Sisters Andrea Malysh and Lois Campbell and the staff of the Greater Vernon Museum are not letting a dark corner of Canada’s history be forgotten.
Through the Barbed Wire Solution exhibit, they are educating people on First World War internment camps.
“Our grandparents came to Canada for freedom, land, democracy, but during Canada’s First World War internment operations, they forever lived in fear that they could be interned at any time.” said Malysh, program manager for the Canadian First World War Internment Recognition Fund.
Malysh and Campbell carry their grandparents’ registration cards with them as a reminder of their grandparents’ struggle.
The exhibit is a learning tool that Malysh hopes will be utilized by teachers and the public.
Internment camps are not only a strong Canadian story but an important part of Vernon’s history.

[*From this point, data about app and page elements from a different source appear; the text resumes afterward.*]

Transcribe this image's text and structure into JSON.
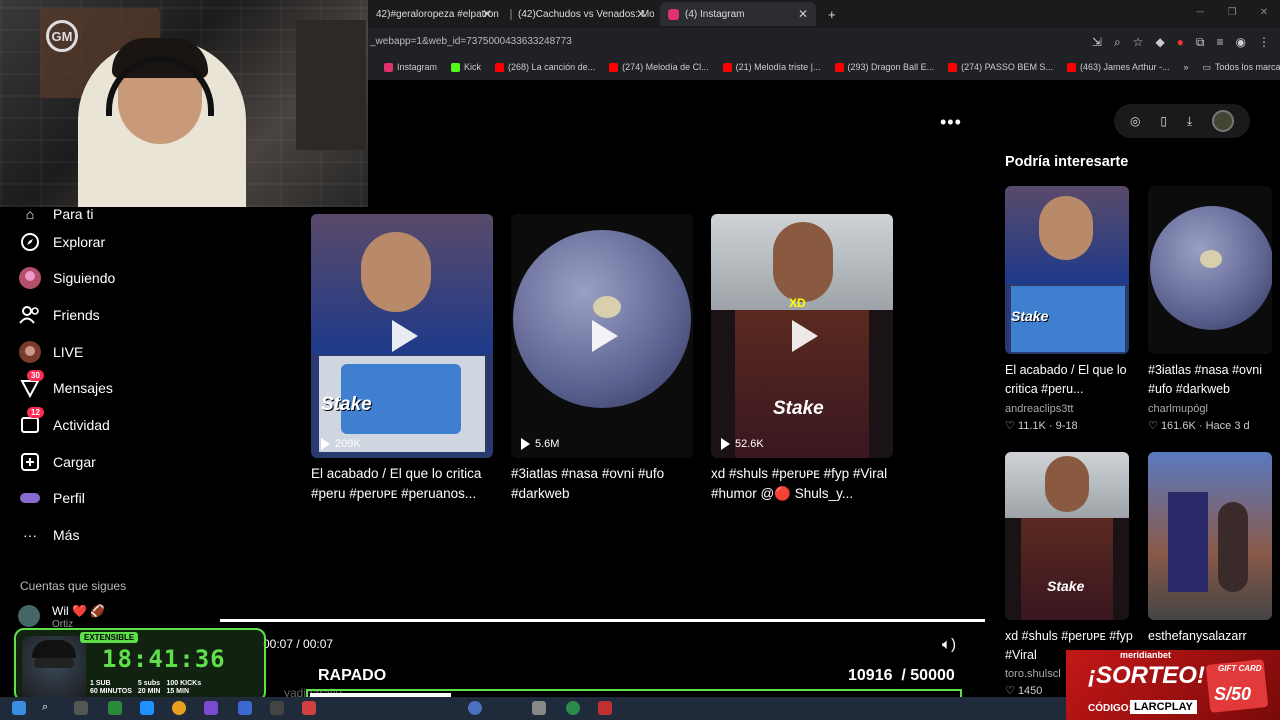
{
  "browser": {
    "tabs": [
      {
        "title": "42)#geraloropeza #elpatron #"
      },
      {
        "title": "(42)Cachudos vs Venados: Mon"
      },
      {
        "title": "(4) Instagram"
      }
    ],
    "url": "_webapp=1&web_id=7375000433633248773",
    "bookmarks": [
      {
        "label": "Instagram",
        "color": "#e1306c"
      },
      {
        "label": "Kick",
        "color": "#53fc18"
      },
      {
        "label": "(268) La canción de...",
        "color": "#ff0000"
      },
      {
        "label": "(274) Melodía de Cl...",
        "color": "#ff0000"
      },
      {
        "label": "(21) Melodía triste |...",
        "color": "#ff0000"
      },
      {
        "label": "(293) Dragon Ball E...",
        "color": "#ff0000"
      },
      {
        "label": "(274) PASSO BEM S...",
        "color": "#ff0000"
      },
      {
        "label": "(463) James Arthur -...",
        "color": "#ff0000"
      }
    ],
    "bookmarks_more": "»",
    "all_bookmarks": "Todos los marcadores"
  },
  "webcam": {
    "logo": "GM"
  },
  "sidebar": {
    "items": [
      {
        "label": "Para ti",
        "icon": "home-icon"
      },
      {
        "label": "Explorar",
        "icon": "compass-icon"
      },
      {
        "label": "Siguiendo",
        "icon": "following-avatar-icon"
      },
      {
        "label": "Friends",
        "icon": "friends-icon"
      },
      {
        "label": "LIVE",
        "icon": "live-avatar-icon"
      },
      {
        "label": "Mensajes",
        "icon": "messages-icon",
        "badge": "30"
      },
      {
        "label": "Actividad",
        "icon": "activity-icon",
        "badge": "12"
      },
      {
        "label": "Cargar",
        "icon": "upload-icon"
      },
      {
        "label": "Perfil",
        "icon": "profile-icon"
      },
      {
        "label": "Más",
        "icon": "more-icon"
      }
    ],
    "following_title": "Cuentas que sigues",
    "following_users": [
      {
        "name": "Wil ❤️ 🏈",
        "sub": "Ortiz"
      }
    ]
  },
  "videos": [
    {
      "views": "209K",
      "title": "El acabado / El que lo critica #peru #perᴜᴘᴇ #peruanos...",
      "overlay": "Stake"
    },
    {
      "views": "5.6M",
      "title": "#3iatlas #nasa #ovni #ufo #darkweb"
    },
    {
      "views": "52.6K",
      "title": "xd #shuls #perᴜᴘᴇ #fyp #Viral #humor @🔴 Shuls_y...",
      "overlay": "Stake"
    }
  ],
  "suggested": {
    "title": "Podría interesarte",
    "items": [
      {
        "title": "El acabado / El que lo critica #peru...",
        "user": "andreaclips3tt",
        "likes": "11.1K",
        "date": "9-18",
        "overlay": "Stake"
      },
      {
        "title": "#3iatlas #nasa #ovni #ufo #darkweb",
        "user": "charlmupógl",
        "likes": "161.6K",
        "date": "Hace 3 d"
      },
      {
        "title": "xd #shuls #perᴜᴘᴇ #fyp #Viral",
        "user": "toro.shulscl",
        "likes": "1450",
        "overlay": "Stake"
      },
      {
        "title": "esthefanysalazarr"
      }
    ]
  },
  "player": {
    "timecode": "00:07 / 00:07",
    "progress": 1.0
  },
  "stream_overlay": {
    "tag": "EXTENSIBLE",
    "clock": "18:41:36",
    "stats": [
      {
        "line1": "1 SUB",
        "line2": "60 MINUTOS"
      },
      {
        "line1": "5 subs",
        "line2": "20 MIN"
      },
      {
        "line1": "100 KICKs",
        "line2": "15 MIN"
      }
    ],
    "goal_label": "RAPADO",
    "goal_count": "10916",
    "goal_total": "/ 50000",
    "goal_fraction": 0.218,
    "goal_user": "yadiparaliu"
  },
  "sponsor": {
    "brand": "meridianbet",
    "headline": "¡SORTEO!",
    "code_label": "CÓDIGO:",
    "code": "LARCPLAY",
    "gift_label": "GIFT CARD",
    "gift_value": "S/50"
  },
  "colors": {
    "accent": "#fe2c55",
    "overlay_green": "#5fe04b"
  }
}
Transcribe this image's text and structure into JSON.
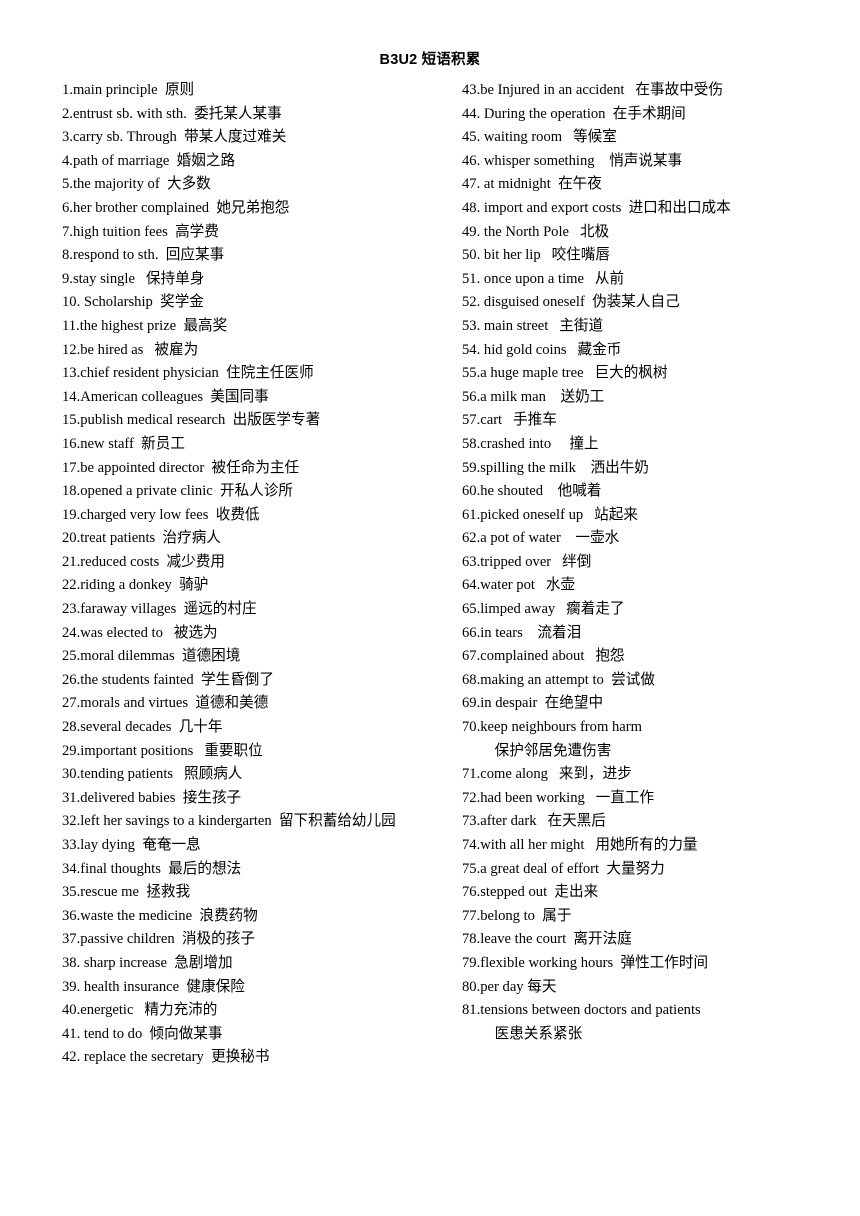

Vernon and 23 other internment camps across Canada imprisoned Ukrainian and other European descendents and their families.
The exhibit details one of the more prominent internment camps, among others, that was located where W.L. Seaton Secondary School now stands.
Grade 11 student Emily Aoki walks through the exhibit with her classmate Melanie Shum.
“It is interesting because the place where we learn is the place where people were imprisoned,” said Aoki.
The national exhibit has been given permanently to the Greater Vernon Museum but will only be on display until June.
As well, a visual reminder of the Vernon camp will be a mural unveiled by artist Michelle Loughery on the side of the Sutton building June 15.